Using scripture, history and current conditions the Minister described how the national crisis in policing, plots against Black America, and the end of weak and apologetic leadership is ushering in a demand for a serious decision.

Black youth aren’t “thugs” as wrongly described by the president but angry and courageous young people who need right guidance, he said.

We will not collect Black votes to simply give votes to Hillary Clinton or any politician, the Minister vowed. He was referring to the former U.S. senator’s run for the White House and national elections in 2016.

We can accomplish this with courage and unity, but some things are worth giving your life for and we must be willing to pay the ultimate price, Min Farrakhan said. The fight isn’t with silly weapons but with unity and the power of God Himself, he added. But this is no time for cowards, Min. Farrakhan said.

Conditions in urban America are social engineering with the shutdown of factories and divestiture from cities set up to destroy Black people, he explained. Drugs and guns were brought in and music promoted to foment Blacks killing Blacks, he said. The federal government of America has produced the darkness the inner cities are in, said Min Farrakhan.

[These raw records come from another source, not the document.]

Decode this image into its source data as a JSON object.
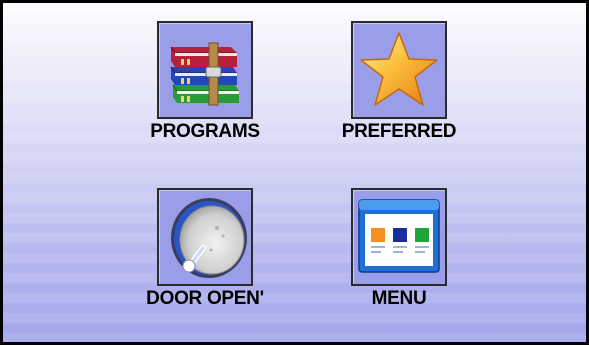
{
  "tiles": [
    {
      "label": "PROGRAMS",
      "icon": "books-icon"
    },
    {
      "label": "PREFERRED",
      "icon": "star-icon"
    },
    {
      "label": "DOOR OPEN'",
      "icon": "dial-knob-icon"
    },
    {
      "label": "MENU",
      "icon": "window-menu-icon"
    }
  ],
  "colors": {
    "background_top": "#ffffff",
    "background_bottom": "#a3a5ec",
    "icon_box": "#9a9de8",
    "border": "#000000"
  }
}
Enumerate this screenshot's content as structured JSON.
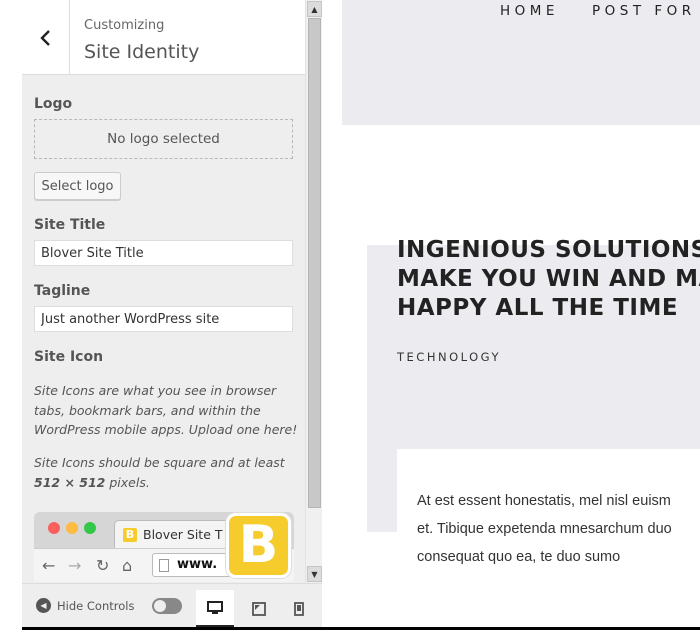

But we can make our communities better, he said.

Student Minister Abdul Hafeez Muhammad of Muhammad Mosque No. 7 in New York organized the meeting for those who could “endorse the 20th anniversary of the Million Man March and its theme, ‘Justice Or Else.’ We have to strike a blow for our young people’s

future in a very real way,” said Min. Hafeez Muhammad. “I like that he called everyone out. We gotta go street by street and block by block, interact with our young men and women,” said Hakim Yahmadi, a community activist from the Bronx. “We’ve got to recharge and get young people and women of all ages who are merely chasing that money to hear the message,” he said.

“There were a lot of people there who are newer faces,” observed Bob Law, a legendary national radio host and New York-based activist. “That there (were) young people interested in what the Minister has to say and what is being planned for the 20th anniversary of the Million Man March is good. So when the Minister comes … people (get to) know what justice is,” he added.

Iesha Sekou of Street Corner Resources and chairwoman of the National Action Network’s Anti-Violence Committee said the Harlem meeting re-inspired her to go out “into the community and increase, not just the work, but the enthusiasms of others to do more to empower our community.”